Futhermore, Daub argued that the popularity of the brand of contrarianism associated with Silicon Valley leaders fails to recognize other kinds of contrarianism represented by feminist or anti-racist struggles. As Daub put it during the event, Silicon Valley contrarianism implies that “a white man is more at risk for having different opinions.” Hence, “a certain kind of non-conformism is being emphasized, while other forms of non-conformism are just seen as identity politics.” As Daub described it, Silicon Valley contrarianism seems insensate to privilege based on gender, race, and class.

Daub and Wiener also discussed the relationship between Silicon Valley contrarianism and the 1960s counterculture prevalent in the Bay Area. Many have interpreted the act of dropping out of world-class universities as a rejection of elitism and, consequently, a continuation of the 1960s counterculture. From Daub’s viewpoint, although “dropping out is still understood as a rejection of a certain elite…it is an anti-elitism whose very point is to usher you as quickly as possible into another elite.” In other words, this form of “anti-elitism” aims at turning dropouts into a new elite marked by extreme wealth and high social status.

From Daub’s viewpoint, although “dropping out is still understood as a rejection of a certain elite…it is an anti-elitism whose very point is to usher you as quickly as possible into another elite.” In other words, this form of “anti-elitism” aims at turning dropouts into a new elite marked by extreme wealth and high social status.

During their conversation, Daub said that many concepts commonly used to describe the tech industry have actually evolved far from their original meanings. For instance, whereas start-up founders are frequently described as “geniuses,” this description tends to draw on a very specific understanding of “genius,” one that has less to do with boardrooms or seminars, and more with the world of art. This understanding, which treats “genius” founders as essentially the artistic auteurs of the companies they steward, has had the curious effect of eliding the collective, cooperative, codependent aspects of any corporate structure. 

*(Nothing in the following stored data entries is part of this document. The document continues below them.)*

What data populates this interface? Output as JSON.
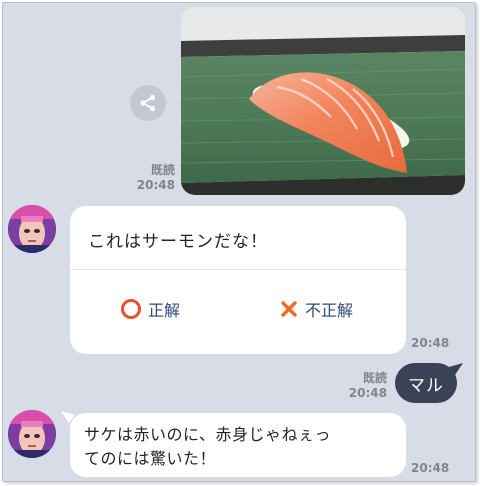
{
  "messages": {
    "photo": {
      "read_label": "既読",
      "time": "20:48"
    },
    "quiz": {
      "question": "これはサーモンだな！",
      "option_correct": "正解",
      "option_incorrect": "不正解",
      "time": "20:48"
    },
    "user_reply": {
      "text": "マル",
      "read_label": "既読",
      "time": "20:48"
    },
    "bot_reply": {
      "line1": "サケは赤いのに、赤身じゃねぇっ",
      "line2": "てのには驚いた！",
      "time": "20:48"
    }
  },
  "colors": {
    "background": "#d7dce6",
    "bubble": "#ffffff",
    "user_bubble": "#3a4257",
    "correct_icon": "#e8502e",
    "incorrect_icon": "#ef6a22",
    "option_text": "#2e4a7a"
  },
  "icons": {
    "share": "share-icon",
    "correct": "circle-icon",
    "incorrect": "cross-icon"
  }
}
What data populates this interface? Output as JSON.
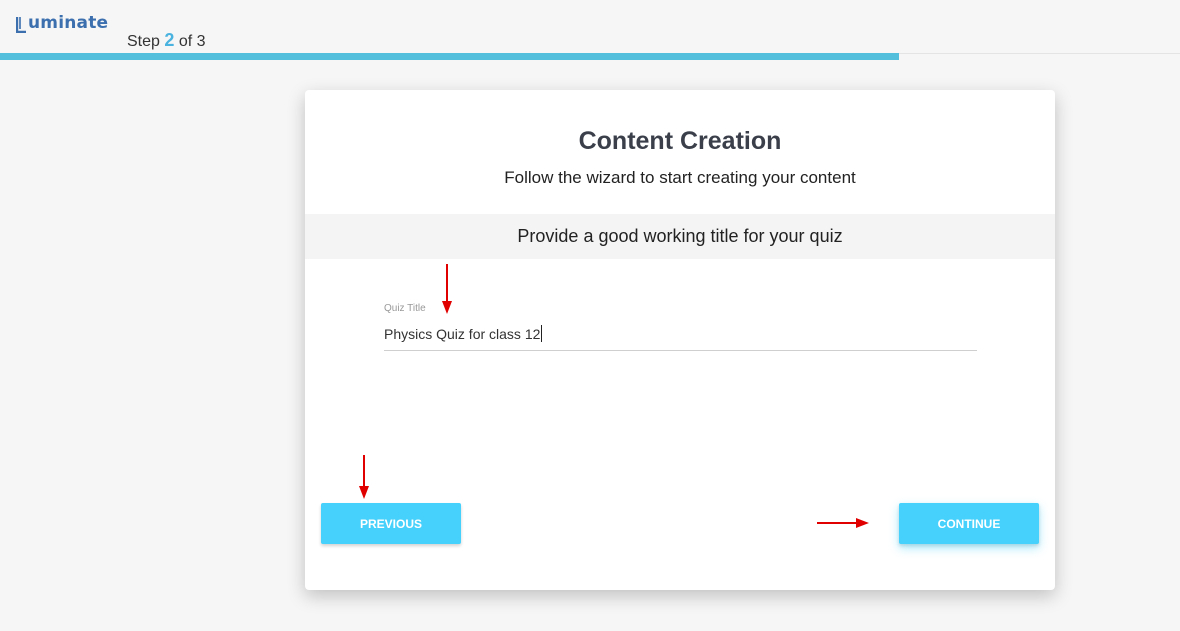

In closing the event, Daub expressed his hope to “build a bridge between academia and Silicon Valley.” Wiener mentioned that while Silicon Valley’s tech industry is not generally open to criticism, she believes that the ability to receive consructive criticism is what moves an industry forward. Regarding the fact that issues such as gender equality have constantly been pushed aside in Silicon Valley, Daub contended that “where you put your intellectual hats communicates where you put your priority.” By calling into question the foundational concepts upon which Silicon Valley has been built and sustained, Daub and Wiener push us to critically assess Silicon Valley’s relationships among gender, labor and values.